最近ご紹介した半沢士郎と同じ昭和39年、同じ国鉄スワローズに入団した右腕投手です。但し高校卒の半沢と異なり明治大学を卒業している為、年齢的には4歳上となります。この投手の最大の特徴としては、殆ど真上に近い位置からの投球でした。当時の投手としては長身の182cmの体型を巧く活かし、腰の捻りには問題があるものの、本当に角度のある投球を見せてくれました。変化球には落差の大きい、当時の呼称としてはドロップがあり、見ていて非常に楽しい投手でした。しかし本当に悲しいかな、この投手には本格派の投手として必要不可欠な球速には、やや欠けていました。つまり球速で打者を圧倒する事は出来ませんでした。又比較的打者に正対する投球フォームのせいもあり、球質は非常に軽いものでした。しかし入団1年目のみ活躍した半沢士郎と異なり、徐々に実力を発揮し、決して強くはなかった昭和40年代には、チームにとって欠かせない投手でありました。この投手の球の速さ、軽さ、更にもう一つ迫力に欠ける綺麗な投球フォームは、後に同じ明治大学卒の星野仙一投手と似通っている部分がもの凄く多い様に感じてなりません。
多分つまらない昔話を続けます。当時南海ホークスの本拠地大阪球場は、帰り道から逆方向にはなるものの、歩いて約5分の距離にありました。決して強くはなかった南海ホークス、更には現在ともの凄く違い人気に乏しかったパリーグという事もあり、いつ行っても、混んでいる事も全く無く楽に入れる球場でした。決して大きくはない球場ながら、そのすり鉢状の形態の為、何故か非常に高い位置から選手の動きを見つめていた記憶があります。規模こそかなり違うものの、後に訪れたドジャーススタジアムに、似ている感がありました。当時友人と観戦に外野席に行った際、その外野席には他に家族一組しかいなかった事もありました。又大阪球場近くの居酒屋で、南海ホークスの勝利の際、割引をしてくれる居酒屋があり、確か3連勝で3割引までやっていたと思いますが、南海ホークス自体が弱かった事もあり、残念ながらその恩恵にあずかった記憶はないものでした。どう贔屓目に言ったとしても、近代的や綺麗な球場とは程遠いものの、何故か印象に強く残る球場でした。
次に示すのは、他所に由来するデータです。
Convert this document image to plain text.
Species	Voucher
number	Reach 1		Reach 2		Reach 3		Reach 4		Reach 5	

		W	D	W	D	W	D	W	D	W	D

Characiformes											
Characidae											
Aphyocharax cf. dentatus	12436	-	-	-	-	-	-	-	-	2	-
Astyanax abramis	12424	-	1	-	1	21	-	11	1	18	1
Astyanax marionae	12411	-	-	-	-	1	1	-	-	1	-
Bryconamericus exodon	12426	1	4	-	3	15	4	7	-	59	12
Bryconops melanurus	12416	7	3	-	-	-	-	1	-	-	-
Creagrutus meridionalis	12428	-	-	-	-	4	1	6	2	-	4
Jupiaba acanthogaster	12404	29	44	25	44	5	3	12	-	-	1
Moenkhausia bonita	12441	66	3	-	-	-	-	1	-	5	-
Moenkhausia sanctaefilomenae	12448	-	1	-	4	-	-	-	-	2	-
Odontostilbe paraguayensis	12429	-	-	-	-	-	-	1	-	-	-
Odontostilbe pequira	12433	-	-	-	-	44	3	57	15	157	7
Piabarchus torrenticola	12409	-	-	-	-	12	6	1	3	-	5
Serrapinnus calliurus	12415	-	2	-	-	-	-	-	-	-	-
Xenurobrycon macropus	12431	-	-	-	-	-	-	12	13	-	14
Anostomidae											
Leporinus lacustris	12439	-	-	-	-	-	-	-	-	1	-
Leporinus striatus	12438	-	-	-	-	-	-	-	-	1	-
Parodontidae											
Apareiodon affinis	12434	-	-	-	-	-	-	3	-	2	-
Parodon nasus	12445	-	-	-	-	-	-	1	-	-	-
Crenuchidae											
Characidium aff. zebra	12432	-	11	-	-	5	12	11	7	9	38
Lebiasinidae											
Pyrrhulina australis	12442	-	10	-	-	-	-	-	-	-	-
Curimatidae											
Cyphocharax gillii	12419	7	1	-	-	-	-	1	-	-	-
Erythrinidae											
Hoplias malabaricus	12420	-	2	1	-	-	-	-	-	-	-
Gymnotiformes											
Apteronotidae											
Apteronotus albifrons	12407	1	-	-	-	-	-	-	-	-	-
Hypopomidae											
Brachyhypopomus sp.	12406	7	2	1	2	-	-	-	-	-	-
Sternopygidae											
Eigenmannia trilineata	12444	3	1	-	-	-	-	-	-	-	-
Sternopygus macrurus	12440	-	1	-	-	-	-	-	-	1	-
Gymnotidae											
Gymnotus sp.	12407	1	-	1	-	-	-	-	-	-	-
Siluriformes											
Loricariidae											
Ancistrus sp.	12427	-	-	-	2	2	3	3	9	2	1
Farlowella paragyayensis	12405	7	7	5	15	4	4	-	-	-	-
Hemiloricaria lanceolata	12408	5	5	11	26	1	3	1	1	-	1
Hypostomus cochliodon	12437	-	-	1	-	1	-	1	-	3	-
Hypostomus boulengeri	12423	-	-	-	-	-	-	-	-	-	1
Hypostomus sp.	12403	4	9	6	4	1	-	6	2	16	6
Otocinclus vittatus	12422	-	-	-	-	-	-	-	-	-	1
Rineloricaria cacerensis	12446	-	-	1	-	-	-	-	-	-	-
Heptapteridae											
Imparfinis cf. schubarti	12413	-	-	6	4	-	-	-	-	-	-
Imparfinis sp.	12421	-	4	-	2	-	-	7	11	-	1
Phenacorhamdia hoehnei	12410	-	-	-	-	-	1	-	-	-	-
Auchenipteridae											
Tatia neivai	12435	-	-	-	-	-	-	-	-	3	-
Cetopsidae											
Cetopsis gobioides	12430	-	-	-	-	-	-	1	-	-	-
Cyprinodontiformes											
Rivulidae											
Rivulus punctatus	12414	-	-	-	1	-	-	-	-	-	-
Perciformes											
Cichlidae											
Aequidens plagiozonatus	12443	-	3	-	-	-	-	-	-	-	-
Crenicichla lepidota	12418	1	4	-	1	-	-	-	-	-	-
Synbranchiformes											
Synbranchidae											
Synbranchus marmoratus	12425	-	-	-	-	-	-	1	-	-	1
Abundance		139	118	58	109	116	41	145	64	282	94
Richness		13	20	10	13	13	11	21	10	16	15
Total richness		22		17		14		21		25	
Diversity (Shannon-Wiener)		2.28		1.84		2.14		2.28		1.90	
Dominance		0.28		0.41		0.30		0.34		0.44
昭和39年、鎌倉学園から入団した投手です。まだドラフト制のない当時、非常に騒がれて国鉄スワローズに、その将来をもの凄く期待されて入団した右腕の本格派投手でした。右腕の後方への引きが素晴らしい感があり、ほぼオーバースローに近い位置からの投球は威力抜群でした。しかし球速はあるものの、浮き上がる快速球という感じにはやや乏しく、もの凄く悪く表現すれば球を置きに行く感じは否定出来ないものでした。とは言え球速は素晴らしく将来、どの様な投手に育つか非常に期待させてくれました。昭和39年は何故か、新人研修制度があり、高校卒の新人は6月からしか出場出来ない規定がありながらも、8勝を挙げ、当時かなり喧伝された右の金田、金田二世の名称もあながちオーバーではなかったかと思います。その当時日曜日の午前の番組でミユキ野球教室という30分番組があり、メインキャスターを務めるパリーグ会長の中沢氏が新人投手の半沢士郎に対して、国鉄スワローズの最速投手の渋谷誠司を超える快速球を投げられる様、目指して欲しいという会話を何故か忘れられないものです。その中沢氏の発言には、永遠の自称最速投手の金田正一の名前を出していない事に、氏の媚びない姿勢と慧眼を思い出してしまいます。
大阪は私にとってもの凄く好きな都市です。仕事の関係で昭和54年から56年迄、兵庫県西宮市に住み、難波球場近くに事務所のある会社に通っていました。野球好きの私にしてみれば、最高の環境と言えるかと思っています。当時関西にはセリーグで阪神タイガース、パリーグでは阪急ブレーブス、南海ホークス、近鉄バッファローズと実に4球団が揃っていました。本当に嬉しい環境と言う以外の言葉はないかと思います。当時阪神電鉄沿線の香枦園に住んでいましたが、この駅が帰宅の際、甲子園駅の少し先と言うことで、かなり多くの回数ナイトゲームの照明に引っ掛かり、甲子園球場のナイトゲームを見にいったものです。多分現在と違い、試合展開、時間によっては格安になるダフ屋のお世話にも度々なった経験があります。又帰宅時間が遅く、甲子園でのゲームが終わった頃の阪神電車に乗り合わせていた場合も、これ以上単純明快な存在は有り得ないと思われる阪神タイガースの熱狂的なフアンの態度、振る舞いで当日の試合の結果は勿論の事、展開までも想像させてくれるものでした。